In the Zambezi Valley near Zimbabwe, mbira has evolved into a different complex musical instrument with a rich musical tradition and is highly integrated with culture. Although simple musical instruments with 6-10 keys are widely found in sub-Saharan Africa, the Shona people in Zimbabwe today have created mbira dzavadzimu with 21-25 keys, that is, "a great inheritance of ancestral souls" "mbira", this kind of thumb piano plays an important role in their religion, helping people keep in touch with their ancestors.


Spread all over Africa

As mbira spread throughout Africa, different clans or tribes have created their own versions. Over time, each tribe has modified the musical instrument design, such as how many keys are on the instrument, or what kind of board or gourd is used to install mbira. Mbiras are also specially tuned by each tribe to play their unique music. Kalimba/mbira is a truly flexible instrument.

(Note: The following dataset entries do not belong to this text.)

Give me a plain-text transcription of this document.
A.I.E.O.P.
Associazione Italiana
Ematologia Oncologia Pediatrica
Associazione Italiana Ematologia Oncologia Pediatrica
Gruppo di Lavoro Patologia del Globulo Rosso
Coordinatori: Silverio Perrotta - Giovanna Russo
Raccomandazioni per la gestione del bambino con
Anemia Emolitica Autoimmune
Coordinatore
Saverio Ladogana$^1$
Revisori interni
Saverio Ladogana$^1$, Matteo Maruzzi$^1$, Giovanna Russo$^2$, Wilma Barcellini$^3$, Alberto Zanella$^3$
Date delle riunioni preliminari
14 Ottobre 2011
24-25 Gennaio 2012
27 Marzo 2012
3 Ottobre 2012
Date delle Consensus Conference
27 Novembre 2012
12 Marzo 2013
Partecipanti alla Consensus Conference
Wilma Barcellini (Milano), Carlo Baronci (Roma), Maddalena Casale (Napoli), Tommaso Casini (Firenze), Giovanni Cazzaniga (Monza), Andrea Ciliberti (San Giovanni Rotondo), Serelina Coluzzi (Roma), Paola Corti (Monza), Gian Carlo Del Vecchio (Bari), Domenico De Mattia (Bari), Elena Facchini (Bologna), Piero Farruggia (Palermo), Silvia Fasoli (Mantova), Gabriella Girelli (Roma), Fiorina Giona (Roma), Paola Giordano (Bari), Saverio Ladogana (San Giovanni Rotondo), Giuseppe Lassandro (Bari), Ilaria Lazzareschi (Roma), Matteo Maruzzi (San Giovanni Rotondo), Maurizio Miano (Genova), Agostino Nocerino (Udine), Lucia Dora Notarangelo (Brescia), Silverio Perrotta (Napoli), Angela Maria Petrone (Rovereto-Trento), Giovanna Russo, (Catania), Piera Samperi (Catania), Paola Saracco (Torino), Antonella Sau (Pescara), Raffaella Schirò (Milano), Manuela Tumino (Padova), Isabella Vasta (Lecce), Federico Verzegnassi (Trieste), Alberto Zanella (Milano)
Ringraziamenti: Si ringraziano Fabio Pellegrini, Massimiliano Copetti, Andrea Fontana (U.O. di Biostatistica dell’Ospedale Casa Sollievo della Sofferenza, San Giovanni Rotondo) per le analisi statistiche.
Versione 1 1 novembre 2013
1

From the end of the 19th century to the beginning of the 20th century, the slaved Congolese people moved around Africa and were used as transport workers by the Belgian colonists. This has become an important way for the spread of this instrument. These people took their kalimba and introduced them to many new African tribes who had never seen kalimba. Until the 1950s, the Bushmen in the Kalahari desert, an independent nomadic tribe, had never seen Kalimna.

  


Different cultural uses

In addition to the many changes in the design and sound of Kalimba, the people of each tribe have different scenarios in their social life. In some African cultures, mbira (and its descendant Kalimba) is a personalized choice of musical instruments, which can be carried with you to help you spend your times take the bus. In some places, it is a musical instrument to celebrate the wedding, or an instrument played for the king. It is widely used as an accompaniment to sound. There is a saying that says: "Only Kalimba does not sing, just like rice without beans". In some communities, it is a method of communicating ancestors, which can bring the souls of ancestors back to a moment in order to listen to their suggestions.